Das hier ist das beste Bild. Hier holst du mich vom Kindergarten ab. Das hier habe ich gemalt, weil du Dornröschen bist. Hier hat mir Liam geholfen. Es zeigt dich am Strand und Liam will dich etwas super wichtiges Fragen.

Hier bist du allein auf dem Bild. Da lächelst du ganz stolz und das sind wir zusammen als Familie an Weihnachten." Jedes Bild von Leon macht mich stolz. Ich drücke meinen Kleinen Bruder fest an mich. "Lia, wann kommst du nachhause?" 

"Bald." Flüster ich. Meine Stimme muss ich erstmal wiederfinden. "Liam mag dich ganz dolle, wusstest du das?" Ich nicke Leon zu. "Magst du ihn auch ganz dolle?" Ich nicke und Leon seine Augen strahlen. 

"Könnt ihr nicht zusammen kommen, so wie Mummy und Dad?" Ich lächle. "Das dauert noch ein wenig." Sagt Liam. "Wieso, ich habe auch eine Freundin." Ich lächle. "Wirklich, hast mir gar nichts von ihr erzählt Kumpel." 

Leon grinst. "Sie heißt Hanna und geht in meine Kindergarten Gruppe. Wir gehen zusammen bald in die Schule. Sie hat mich auf die Wange geküsst." Liam nickt. 

"Wow, da bin ich noch weit entfernt von." Leon nickt. "Du musst dich mehr anstrengen. Mummy sagt immer, wenn du etwas haben willst, muss man ganz hart dafür arbeiten."

Liam nickt. "Ich bemühe mich." Leon nickt. "Ja schon, musst dich mehr bemühen." Ich muss lächeln. Liam schaut mich an. "Das gefällt dir, was?" Ich nicke.

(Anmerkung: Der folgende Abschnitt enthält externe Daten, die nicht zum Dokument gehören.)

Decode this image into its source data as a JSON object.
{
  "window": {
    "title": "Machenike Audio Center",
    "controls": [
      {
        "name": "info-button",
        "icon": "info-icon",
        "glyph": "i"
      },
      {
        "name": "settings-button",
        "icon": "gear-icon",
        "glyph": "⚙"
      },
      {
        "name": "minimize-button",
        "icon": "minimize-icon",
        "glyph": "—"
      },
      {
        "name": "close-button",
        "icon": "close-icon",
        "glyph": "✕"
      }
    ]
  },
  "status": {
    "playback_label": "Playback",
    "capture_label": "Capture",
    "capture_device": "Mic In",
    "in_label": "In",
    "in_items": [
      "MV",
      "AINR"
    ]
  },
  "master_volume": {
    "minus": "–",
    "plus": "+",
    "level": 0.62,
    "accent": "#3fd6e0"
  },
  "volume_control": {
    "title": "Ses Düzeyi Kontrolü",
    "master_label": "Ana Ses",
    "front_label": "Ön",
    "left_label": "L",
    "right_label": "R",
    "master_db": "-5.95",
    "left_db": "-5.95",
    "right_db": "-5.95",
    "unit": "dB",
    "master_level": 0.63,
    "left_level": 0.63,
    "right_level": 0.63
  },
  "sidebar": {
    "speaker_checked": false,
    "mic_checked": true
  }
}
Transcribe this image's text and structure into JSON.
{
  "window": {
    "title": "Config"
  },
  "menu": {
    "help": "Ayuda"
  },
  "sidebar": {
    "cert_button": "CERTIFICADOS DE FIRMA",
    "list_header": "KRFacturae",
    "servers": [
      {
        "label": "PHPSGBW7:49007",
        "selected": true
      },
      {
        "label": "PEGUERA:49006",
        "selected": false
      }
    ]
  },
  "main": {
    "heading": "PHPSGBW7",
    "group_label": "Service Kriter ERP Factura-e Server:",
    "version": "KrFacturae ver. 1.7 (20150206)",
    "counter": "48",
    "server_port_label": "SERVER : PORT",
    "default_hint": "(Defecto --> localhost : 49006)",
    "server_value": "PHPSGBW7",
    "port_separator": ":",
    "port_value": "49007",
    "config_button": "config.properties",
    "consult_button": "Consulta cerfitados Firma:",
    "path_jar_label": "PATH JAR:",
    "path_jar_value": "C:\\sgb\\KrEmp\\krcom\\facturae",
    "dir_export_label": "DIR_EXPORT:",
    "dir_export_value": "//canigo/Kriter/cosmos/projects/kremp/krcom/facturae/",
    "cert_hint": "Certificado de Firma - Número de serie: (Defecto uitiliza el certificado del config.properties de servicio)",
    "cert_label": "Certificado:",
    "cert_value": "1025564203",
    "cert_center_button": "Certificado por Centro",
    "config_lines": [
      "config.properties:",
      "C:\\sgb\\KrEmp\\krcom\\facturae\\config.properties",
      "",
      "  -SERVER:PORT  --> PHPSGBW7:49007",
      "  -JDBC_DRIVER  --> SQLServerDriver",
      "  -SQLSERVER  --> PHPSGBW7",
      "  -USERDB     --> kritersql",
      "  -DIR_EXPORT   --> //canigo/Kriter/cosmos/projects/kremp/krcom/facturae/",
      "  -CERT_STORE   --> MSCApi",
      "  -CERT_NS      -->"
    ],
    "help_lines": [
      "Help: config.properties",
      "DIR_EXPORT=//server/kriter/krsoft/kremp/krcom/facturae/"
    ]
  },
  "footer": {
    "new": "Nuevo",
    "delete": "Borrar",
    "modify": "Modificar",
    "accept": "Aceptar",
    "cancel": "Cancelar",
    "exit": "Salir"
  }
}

Leon grinst und Melinda muss sich ein lachen verkneifen. "Dein Dad spricht noch kurz mit dem Arzt." Ich nicke. 

Damit geht die Tür auf und mein Dad sieht erleichtert aus. Er gibt mir einen Kuss auf die Stirn. "Selbst Dad ist schneller wie du. Liam du musst sie küssen, dass mögen Mädchen. Zumindest wenn ich meiner Mummy einen Kuss gebe, lächelt sie immer." 

Mein Dad lacht. "Da hörst du es Liam. Man sollte auf Leon hören, er weiß die besten Ratschläge auch bei Frauen." Leon schaut meinen Dad fragend an. "Was sind den Frauen?" Mein Dad lächelt. "Deine Mutter ist eine." 

Leon schaut sie an. "Nö, dass ist ein Mädchen." Melinda fängt an zu lachen. "Da hat er recht." Leon grinst. "Irgendwann verstehst du was ich meine." Leon zuckt die Schultern und schaut zu Liam. 

Mein Dad nimmt Leon auf den Arm und verlässt zusammen mit Melinda den Raum. "Dein Bruder hat eine große Meinung von dir." Ich nicke und schaue mir die Bilder an.

Liam drückt meine Hand ganz fest. "Ich frage dich jetzt nicht ob du meine Freundin sein willst, ich will das du dabei draußen aus der Klinik bist und stehen kannst." Ich nicke. 

Er drückt mir einen Kuss auf die Schläfe und ich schließe meine Augen und schlafe wieder ein. Es war ein aufregender Tag.